Many things could have happened during her summer away from home. She'd never thought this would be one of them.
Her life was playing out in a terrible lex talionis: an eye for an eye, a tooth for a tooth, a life for a life. A soul for a soul.
"I thought you'd gotten over the soul thing, Buffy." Downward, one step. "I thought our relationship had moved beyond superficialities."
Dead eyes, looking out from living ones. The mockery. It became difficult to see his face the way you were supposed to see things in art class, to discern what was really there and not what her heart expected. Dreaded.
A Slayer was never without certain things. Her hands moved. His remained by his sides.
Stake in one hand, cross hanging from the other, swinging like a demented pendulum. Light glinted off the 18k-gold chain, and lost its reflections in his eyes. She could hear him breathing, calm, unhurried.
Xander descended toward her. Reached out and stilled the pendulum. He held the cross suspended in his hand for one second, two, several. No smoke. He opened his hand; the cross swung free, spinning. No burn. No welt. Nothing.
Not a vampire.
She left the cross swinging before her. Her grip upon the stake did not relax.
"What did you think, that I was the new improved model vampire that could walk around in sunlight?" he asked. "And that Giles wouldn't notice?"
"What are you?" she asked. Her head hurt.
"Baby, I've sunbathed, I've swallowed shots of holy water--which would have benefited from a twist of lemon if you ask me--and I've held a cross. Your cross." Mine, his eyes said. The cross she had been given.
Her eyes stung. "Xander, why are you doing this to me? It's not funny." It transcended not-funny. "Are you mad at me?" She rushed past any response he might have made. "You don't understand.
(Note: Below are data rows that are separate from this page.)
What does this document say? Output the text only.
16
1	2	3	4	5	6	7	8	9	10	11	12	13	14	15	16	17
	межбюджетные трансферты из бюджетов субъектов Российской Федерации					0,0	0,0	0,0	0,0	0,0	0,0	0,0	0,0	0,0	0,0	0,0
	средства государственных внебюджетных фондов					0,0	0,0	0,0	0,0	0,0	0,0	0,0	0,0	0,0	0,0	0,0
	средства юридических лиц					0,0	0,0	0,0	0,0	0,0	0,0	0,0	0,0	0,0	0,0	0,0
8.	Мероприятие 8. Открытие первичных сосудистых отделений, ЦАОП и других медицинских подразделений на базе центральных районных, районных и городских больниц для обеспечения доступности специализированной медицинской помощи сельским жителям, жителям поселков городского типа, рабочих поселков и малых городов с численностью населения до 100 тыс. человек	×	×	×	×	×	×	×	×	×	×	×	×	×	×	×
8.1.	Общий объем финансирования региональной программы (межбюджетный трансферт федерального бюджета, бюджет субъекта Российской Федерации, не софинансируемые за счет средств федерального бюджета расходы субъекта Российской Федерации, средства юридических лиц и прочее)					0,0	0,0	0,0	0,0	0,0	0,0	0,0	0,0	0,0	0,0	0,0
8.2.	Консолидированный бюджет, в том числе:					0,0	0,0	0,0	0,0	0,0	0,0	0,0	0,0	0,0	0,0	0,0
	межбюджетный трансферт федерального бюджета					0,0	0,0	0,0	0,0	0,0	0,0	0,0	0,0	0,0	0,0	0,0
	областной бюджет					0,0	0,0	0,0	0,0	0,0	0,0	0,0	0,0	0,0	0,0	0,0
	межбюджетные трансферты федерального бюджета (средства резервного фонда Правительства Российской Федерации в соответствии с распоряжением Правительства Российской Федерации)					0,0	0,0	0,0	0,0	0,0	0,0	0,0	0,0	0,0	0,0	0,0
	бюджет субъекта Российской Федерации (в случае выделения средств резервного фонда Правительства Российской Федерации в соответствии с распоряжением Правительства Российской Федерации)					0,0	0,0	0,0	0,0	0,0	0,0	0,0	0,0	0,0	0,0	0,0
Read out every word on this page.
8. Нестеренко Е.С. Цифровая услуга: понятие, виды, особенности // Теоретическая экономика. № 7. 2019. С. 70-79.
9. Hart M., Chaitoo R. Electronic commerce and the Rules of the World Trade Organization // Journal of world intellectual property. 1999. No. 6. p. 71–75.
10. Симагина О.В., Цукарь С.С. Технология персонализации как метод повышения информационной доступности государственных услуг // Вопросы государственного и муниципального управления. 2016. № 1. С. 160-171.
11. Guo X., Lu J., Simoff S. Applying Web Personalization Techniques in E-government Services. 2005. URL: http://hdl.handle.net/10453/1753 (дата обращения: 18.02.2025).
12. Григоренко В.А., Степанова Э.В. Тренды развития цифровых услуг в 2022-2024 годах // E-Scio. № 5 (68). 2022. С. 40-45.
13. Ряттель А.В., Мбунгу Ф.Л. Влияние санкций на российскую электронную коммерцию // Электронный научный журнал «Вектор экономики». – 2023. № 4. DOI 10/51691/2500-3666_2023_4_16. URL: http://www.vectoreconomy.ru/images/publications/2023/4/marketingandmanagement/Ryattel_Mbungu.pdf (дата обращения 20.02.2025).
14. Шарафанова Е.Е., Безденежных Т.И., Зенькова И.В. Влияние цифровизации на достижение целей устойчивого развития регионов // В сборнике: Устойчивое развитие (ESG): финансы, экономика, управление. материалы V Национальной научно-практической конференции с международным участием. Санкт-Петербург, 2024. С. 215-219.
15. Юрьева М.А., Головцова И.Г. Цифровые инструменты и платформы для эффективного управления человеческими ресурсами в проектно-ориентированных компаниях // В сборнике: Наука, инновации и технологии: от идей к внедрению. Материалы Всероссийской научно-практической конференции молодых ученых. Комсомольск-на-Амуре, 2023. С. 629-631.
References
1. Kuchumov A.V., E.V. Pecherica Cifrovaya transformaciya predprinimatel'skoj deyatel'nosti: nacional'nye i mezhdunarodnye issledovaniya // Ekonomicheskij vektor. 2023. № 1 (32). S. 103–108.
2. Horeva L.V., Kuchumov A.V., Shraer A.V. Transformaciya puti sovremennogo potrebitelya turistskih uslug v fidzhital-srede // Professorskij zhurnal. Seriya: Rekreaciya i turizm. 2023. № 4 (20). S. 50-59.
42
I--I had to go. You don't know how bad it was. I had to get away, I could hear Acathla whispering to me, and--it was bad. You weren't there. You're not the Slayer. You've never had to do anything so bad." And she couldn't tell him the breadth and depth and extent of it, the way a handful of moments had almost swallowed her resolve.
"Oh, no," he said. His tone had shifted from sarcasm to a hesitancy that she struggled not to recognize, to respond to. "I just had to close my eyes and let you do it."
She had never been good at separating motion and emotion. She grabbed his wrists; the stake and cross fell together. Score one for Newton. "Xander, what aren't you telling me?" Had he been watching somehow? Had he--
He kissed her. His mouth tasted of heat and hell and all the things she couldn't have except she could, and she was torn between relaxing against the dark solid mass of him and arching into his arms and groin and oh his hands and she knew those paths upon the map of her body, she had gone there before in that doomed one-way journey, and he wasn't the one except he was.
She stepped back. He let her. She knew.
"You have two." She swallowed. "Souls. Are you even human anymore?"
"Actually," he said, "it probably makes me twice as human as you are." His voice broke. "Oh, fuck, I'm so sorry." He bolted down the stairs.
She had never seen Xander move so efficiently before. She pressed her hands to her mouth, holding in all the words, holding in the dregs of that kiss, unseeing, blank.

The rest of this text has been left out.